Wie gänzlich zwecklos übrigens ein solches Unterfangen gewesen wäre, zeigt die Antwort von Innsbruck mit aller Deutlichkeit. Es fällt dem Erzherzog und seinen Ministern nicht im Entferntesten ein, sich zugunsten ihres Lehnsmannes in bündnerische Händel einzumischen, sie sind froh, wenn sie nicht mit Gewalt hineingezogen werden. Die ganze „Engenndeiner“ Unruhe sehen sie nur aus dem Gesichtspunkte des Schutzes ihrer eigenen Grenzen und das einzige, was sie schliesslich für Planta taten, war eine Fürbitte beim Strafgericht. Auf Verwendung des österreichischen Gesandten und der Eigenossen wurde Planta nicht unter dem Galgen enthauptet, sondern an der gewohnten Richtstätte vor dem oberen Tor; sein Leib aber wurde seinen Freunden überlassen, die ihn dann im Kloster St. Luzi beisetzten. Die Hilfe des Lehnsherren galt also lediglich dem toten Planta, das Schicksal des Lebenden opferten sie ohne Bedenken ihrem staatlichen Interesse. Sie wollten unter keinen Umständen in Händel verwickelt werden, alles Übrige war ihnen gleichgültig. 

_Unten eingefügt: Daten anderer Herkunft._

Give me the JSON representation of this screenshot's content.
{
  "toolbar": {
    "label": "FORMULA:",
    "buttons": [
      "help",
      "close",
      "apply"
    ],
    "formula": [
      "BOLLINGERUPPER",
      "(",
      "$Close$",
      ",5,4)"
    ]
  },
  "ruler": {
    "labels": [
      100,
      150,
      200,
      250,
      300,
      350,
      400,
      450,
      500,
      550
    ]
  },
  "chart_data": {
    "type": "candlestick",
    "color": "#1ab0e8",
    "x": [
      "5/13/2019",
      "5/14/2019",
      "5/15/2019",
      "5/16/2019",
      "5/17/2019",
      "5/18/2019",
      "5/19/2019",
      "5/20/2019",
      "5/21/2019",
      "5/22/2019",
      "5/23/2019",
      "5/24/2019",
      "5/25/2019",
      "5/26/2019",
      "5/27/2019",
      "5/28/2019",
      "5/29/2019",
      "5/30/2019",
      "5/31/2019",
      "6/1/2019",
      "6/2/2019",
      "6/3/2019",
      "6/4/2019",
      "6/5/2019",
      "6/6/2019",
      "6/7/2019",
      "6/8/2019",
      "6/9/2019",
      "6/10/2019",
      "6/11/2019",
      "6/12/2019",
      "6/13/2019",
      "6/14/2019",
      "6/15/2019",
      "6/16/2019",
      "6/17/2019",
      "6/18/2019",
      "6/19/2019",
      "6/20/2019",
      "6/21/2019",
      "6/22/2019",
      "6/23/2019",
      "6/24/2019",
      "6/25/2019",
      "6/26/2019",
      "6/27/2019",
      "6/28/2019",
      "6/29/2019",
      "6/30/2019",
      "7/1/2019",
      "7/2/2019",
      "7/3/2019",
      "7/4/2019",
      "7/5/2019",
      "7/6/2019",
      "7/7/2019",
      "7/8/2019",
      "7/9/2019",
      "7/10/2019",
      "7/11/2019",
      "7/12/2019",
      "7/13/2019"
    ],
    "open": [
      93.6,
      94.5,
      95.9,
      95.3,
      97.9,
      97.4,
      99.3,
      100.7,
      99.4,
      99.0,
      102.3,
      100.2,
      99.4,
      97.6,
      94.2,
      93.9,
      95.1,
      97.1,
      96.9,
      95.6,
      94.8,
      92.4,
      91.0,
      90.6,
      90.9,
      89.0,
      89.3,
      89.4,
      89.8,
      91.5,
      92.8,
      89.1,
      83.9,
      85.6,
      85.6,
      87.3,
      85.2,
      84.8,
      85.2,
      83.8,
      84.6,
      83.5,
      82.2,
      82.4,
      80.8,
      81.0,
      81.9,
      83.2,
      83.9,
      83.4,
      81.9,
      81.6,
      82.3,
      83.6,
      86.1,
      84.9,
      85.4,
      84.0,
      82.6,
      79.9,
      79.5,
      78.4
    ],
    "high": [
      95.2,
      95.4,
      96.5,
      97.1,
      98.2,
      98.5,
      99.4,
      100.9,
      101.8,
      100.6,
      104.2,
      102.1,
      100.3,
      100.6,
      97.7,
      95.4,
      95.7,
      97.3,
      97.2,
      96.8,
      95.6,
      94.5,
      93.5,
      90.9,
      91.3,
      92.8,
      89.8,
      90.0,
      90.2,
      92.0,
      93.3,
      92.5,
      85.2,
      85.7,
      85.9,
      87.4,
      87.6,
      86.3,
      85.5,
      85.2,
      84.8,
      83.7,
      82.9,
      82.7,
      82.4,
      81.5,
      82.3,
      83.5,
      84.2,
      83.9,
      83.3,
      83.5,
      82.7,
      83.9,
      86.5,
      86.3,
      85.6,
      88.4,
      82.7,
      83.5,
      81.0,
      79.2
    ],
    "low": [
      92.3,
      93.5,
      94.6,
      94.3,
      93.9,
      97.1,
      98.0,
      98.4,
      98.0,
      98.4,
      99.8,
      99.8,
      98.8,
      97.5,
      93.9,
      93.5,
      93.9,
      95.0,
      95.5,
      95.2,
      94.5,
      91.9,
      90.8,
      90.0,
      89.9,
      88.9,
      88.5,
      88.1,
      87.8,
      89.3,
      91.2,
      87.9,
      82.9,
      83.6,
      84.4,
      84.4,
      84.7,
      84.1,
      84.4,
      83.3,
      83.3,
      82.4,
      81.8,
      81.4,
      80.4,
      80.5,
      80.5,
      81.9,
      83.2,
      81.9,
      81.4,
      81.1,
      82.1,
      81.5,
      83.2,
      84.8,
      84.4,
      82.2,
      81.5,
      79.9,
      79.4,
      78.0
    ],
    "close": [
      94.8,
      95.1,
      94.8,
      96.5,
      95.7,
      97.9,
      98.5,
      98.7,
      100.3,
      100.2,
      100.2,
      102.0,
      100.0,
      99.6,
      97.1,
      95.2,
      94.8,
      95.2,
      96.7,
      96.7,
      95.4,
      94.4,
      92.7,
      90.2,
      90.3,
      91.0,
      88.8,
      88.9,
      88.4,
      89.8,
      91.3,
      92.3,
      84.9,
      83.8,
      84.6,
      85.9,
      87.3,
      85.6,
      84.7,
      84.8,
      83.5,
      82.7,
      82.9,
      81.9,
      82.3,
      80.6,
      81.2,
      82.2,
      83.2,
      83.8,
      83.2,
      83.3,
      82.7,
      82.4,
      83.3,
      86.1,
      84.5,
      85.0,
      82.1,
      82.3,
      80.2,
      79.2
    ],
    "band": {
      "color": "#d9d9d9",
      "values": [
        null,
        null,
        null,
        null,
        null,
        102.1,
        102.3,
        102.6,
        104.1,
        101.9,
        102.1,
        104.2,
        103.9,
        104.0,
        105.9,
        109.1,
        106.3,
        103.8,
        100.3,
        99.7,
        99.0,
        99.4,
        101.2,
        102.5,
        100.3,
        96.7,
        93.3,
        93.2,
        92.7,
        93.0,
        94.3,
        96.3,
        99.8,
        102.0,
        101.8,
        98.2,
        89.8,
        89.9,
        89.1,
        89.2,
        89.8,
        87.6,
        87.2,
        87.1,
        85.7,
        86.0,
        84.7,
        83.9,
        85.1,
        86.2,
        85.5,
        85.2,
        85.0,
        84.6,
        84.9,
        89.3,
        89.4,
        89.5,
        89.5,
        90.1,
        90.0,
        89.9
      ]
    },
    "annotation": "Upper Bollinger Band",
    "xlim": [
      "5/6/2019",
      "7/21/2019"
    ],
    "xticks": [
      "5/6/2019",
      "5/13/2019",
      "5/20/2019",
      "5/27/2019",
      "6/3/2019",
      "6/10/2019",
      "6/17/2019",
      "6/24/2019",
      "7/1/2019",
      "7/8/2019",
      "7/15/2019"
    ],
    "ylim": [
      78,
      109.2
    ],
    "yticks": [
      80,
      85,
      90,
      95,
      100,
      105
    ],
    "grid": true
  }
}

Und dass sie nicht ohne Sorge waren, das Feuer möchte über die Grenzen schlagen, ergibt sich aus dem nämlichen Schreiben vom 18. März 1572. Man ersieht daraus, dass Oswald Trapp, Pfleger zu Glurns und Mals, dem „Regiment“ folgenden schriftlichen Bericht hat zugehen lassen: Er sei durch eine glaubwürdige Person verständigt worden, am 10. März seien die Bergeller mit 200 Mann und auf ihr Zutun auch die Oberhalbsteiner und Vazer 500 Mann stark mit fliegenden Feldzeichen und Spielen auf Chur gerückt. Dann hätten sie ins Ober- und Unterengadin Boten geschickt, um auch diese Talschaften aufzubieten, ihnen nach Chur nachzurücken (was ihnen tatsächlich nicht gelang). Die Absicht sei, stracks nach Rhäzüns zu ziehen und den Doktor von Planta dort mit Raub und Brand zu überfallen, weil er von der päpstlichen Heiligkeit Privilegien und Freiheiten erhalten habe, „ain Visitation inn der religion an etlichen orten bey und unndter ihnen fürzunehmen“.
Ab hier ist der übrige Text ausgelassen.